Ele foi recebido por mais de 20 militantes que o esperavam na porta do hospital com bandeiras e fazendo filmagens. Na saída, voltou a fazer críticas ao STF (Supremo Tribunal Federal) e chamou apoiadores para protesto pela anistia dos réus do 8 de janeiro que está marcado para esta quarta-feira (7).

"Depois de 3 semanas, alta prevista para hoje, domingo, às 10h. Obrigado meu Deus por mais esse milagre (12 horas de cirurgia). Obrigado Dr. Cláudio Birolini e equipe. Volto para casa renovado", escreveu em rede social, ainda pela manhã.

O ex-presidente teve complicações relacionadas à facada que recebeu durante agenda eleitoral em 2018. De acordo com os médicos, o risco do quadro voltar "nunca é zero". A equipe recomendou que Bolsonaro mantenha um resguardo de três a quatro semanas, e que receber visitas ficaria a critério do ex-presidente.

Bolsonaro disse em rede social que seu "próximo desafio" será acompanhar a "Marcha Pacífica da Anistia Humanitária" na quarta-feira, em Brasília.

A equipe médica, no entanto, contraindicou a participação no evento e afirmou que o ex-presidente deve evitar aglomerações e multidões devido ao risco de infecção.

"Nós passamos as instruções para o presidente para que ele não participe diretamente do ato, presencialmente do ato, porque isso não seria recomendado neste momento", disse o médico chefe da equipe, Cláudio Birolini.

De acordo com ele, a recuperação de Bolsonaro foi acima do esperado. "Todas as interferências que ocorreram foram realmente solucionadas e agora ele está pronto realmente para gradativamente voltar à vida normal", afirmou.

Na saída do hospital, o ex-mandatário falou com jornalistas e voltou a criticar o ministro Alexandre de Moraes e o governo Lula.

Disse que não dá para "essas pobres pessoas continuarem presas", referindo-se aos envolvidos nos ataques do 8 de janeiro de 2023. "É inacreditável que continuem essas narrativas ainda", disse.

"É humanitário acolher a [ex-]primeira-dama do Peru por corrupção, mas a Débora [Santos, condenada a 14 anos de prisão], com duas crianças pequenas em casa?"

Ele também questionou o fato de o ministro ter liberado o acesso às provas contra ele nos autos que investigam seu envolvimento na trama golpista de 2022 apenas na semana passada. "O senhor Alexandre Moraes acabou de dizer que agora entregou tudo para nós. Ué, nós fizemos uma defesa sem tudo?"

Mais tarde neste domingo, em sua primeira publicação após deixar o hospital, o ex-presidente voltou a convocar manifestantes para o ato contra a anistia. "Tentarei estar presente se a situação de saúde do momento permitir", escreveu.

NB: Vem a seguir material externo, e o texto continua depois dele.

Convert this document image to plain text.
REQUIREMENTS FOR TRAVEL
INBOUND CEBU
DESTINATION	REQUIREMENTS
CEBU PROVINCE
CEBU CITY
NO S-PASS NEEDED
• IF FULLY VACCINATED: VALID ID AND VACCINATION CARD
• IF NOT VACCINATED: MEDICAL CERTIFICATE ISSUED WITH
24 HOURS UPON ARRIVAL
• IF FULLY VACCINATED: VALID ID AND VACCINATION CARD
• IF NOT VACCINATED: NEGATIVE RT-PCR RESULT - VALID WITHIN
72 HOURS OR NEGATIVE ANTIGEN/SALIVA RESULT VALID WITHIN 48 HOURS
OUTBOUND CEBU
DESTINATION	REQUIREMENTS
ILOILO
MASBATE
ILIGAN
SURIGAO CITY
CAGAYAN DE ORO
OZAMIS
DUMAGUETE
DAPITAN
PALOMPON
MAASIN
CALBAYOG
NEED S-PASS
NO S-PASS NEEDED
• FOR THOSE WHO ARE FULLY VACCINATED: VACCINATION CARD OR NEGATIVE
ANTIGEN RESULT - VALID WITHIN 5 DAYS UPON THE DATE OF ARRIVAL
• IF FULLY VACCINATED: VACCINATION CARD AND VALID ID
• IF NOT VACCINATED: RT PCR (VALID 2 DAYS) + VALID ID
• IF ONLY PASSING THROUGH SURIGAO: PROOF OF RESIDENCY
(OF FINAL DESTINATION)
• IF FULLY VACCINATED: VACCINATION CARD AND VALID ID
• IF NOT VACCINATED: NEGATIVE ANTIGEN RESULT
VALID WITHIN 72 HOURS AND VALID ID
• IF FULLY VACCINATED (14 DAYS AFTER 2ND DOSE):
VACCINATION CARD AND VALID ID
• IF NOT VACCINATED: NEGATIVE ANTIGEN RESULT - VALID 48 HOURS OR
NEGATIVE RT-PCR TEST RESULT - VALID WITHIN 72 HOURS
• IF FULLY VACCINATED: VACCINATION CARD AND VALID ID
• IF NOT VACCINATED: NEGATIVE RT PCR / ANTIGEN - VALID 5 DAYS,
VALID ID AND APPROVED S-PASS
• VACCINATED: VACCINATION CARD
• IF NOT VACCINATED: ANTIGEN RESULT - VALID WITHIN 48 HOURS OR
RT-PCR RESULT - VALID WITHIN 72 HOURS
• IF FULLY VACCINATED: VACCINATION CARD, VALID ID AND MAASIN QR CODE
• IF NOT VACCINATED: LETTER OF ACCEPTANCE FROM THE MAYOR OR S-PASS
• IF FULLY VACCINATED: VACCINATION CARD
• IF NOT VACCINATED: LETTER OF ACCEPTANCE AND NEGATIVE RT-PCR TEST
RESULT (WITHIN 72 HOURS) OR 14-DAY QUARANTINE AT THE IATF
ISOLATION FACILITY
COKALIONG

Bolsonaro deu entrada no hospital no dia 12 de abril, quando foi transferido de Natal para a capital federal.

Na noite de sábado, o ex-presidente postou foto de seu abdômen aberto durante o procedimento e escreveu: "Como estavam as alças intestinais após o acesso à cavidade abdominal e liberação parcial das aderências".

No X (ex-Twitter), a foto recebeu um "aviso de conteúdo", advertência publicada para imagens fortes.

A última nota publicada pela unidade hospitalar, do sábado, informava que ele estava estável clinicamente, sem dor ou febre e com pressão arterial controlada.

Bolsonaro havia deixado a UTI (unidade de terapia intensiva) na quarta (30), depois de apresentar "boa aceitação de dieta líquida" e melhora progressiva dos movimentos intestinais espontâneos.

Diariamente, o ex-presidente vinha publicando fotos e relatos de seu estado de saúde em suas redes sociais. Ele chegou a conceder entrevista e fazer live em seu perfil.

Durante a internação, Bolsonaro foi intimado por uma agente do STF na UTI, acerca do caso em que é acusado de envolvimento na trama golpista de 2022.

Ele gravou na ocasião um vídeo reclamando em frente à oficial de Justiça. "A senhora tem ciência que está dentro de uma sala de UTI, no hospital?", perguntou.

A cirurgia foi a sexta na região do abdome realizada por Bolsonaro desde a facada, e a mais difícil de todas devido ao acúmulo de procedimentos, segundo médicos ouvidos pela reportagem. Durou 12 horas.

No procedimento, os médicos removeram aderências no intestino e reconstruíram a parede abdominal.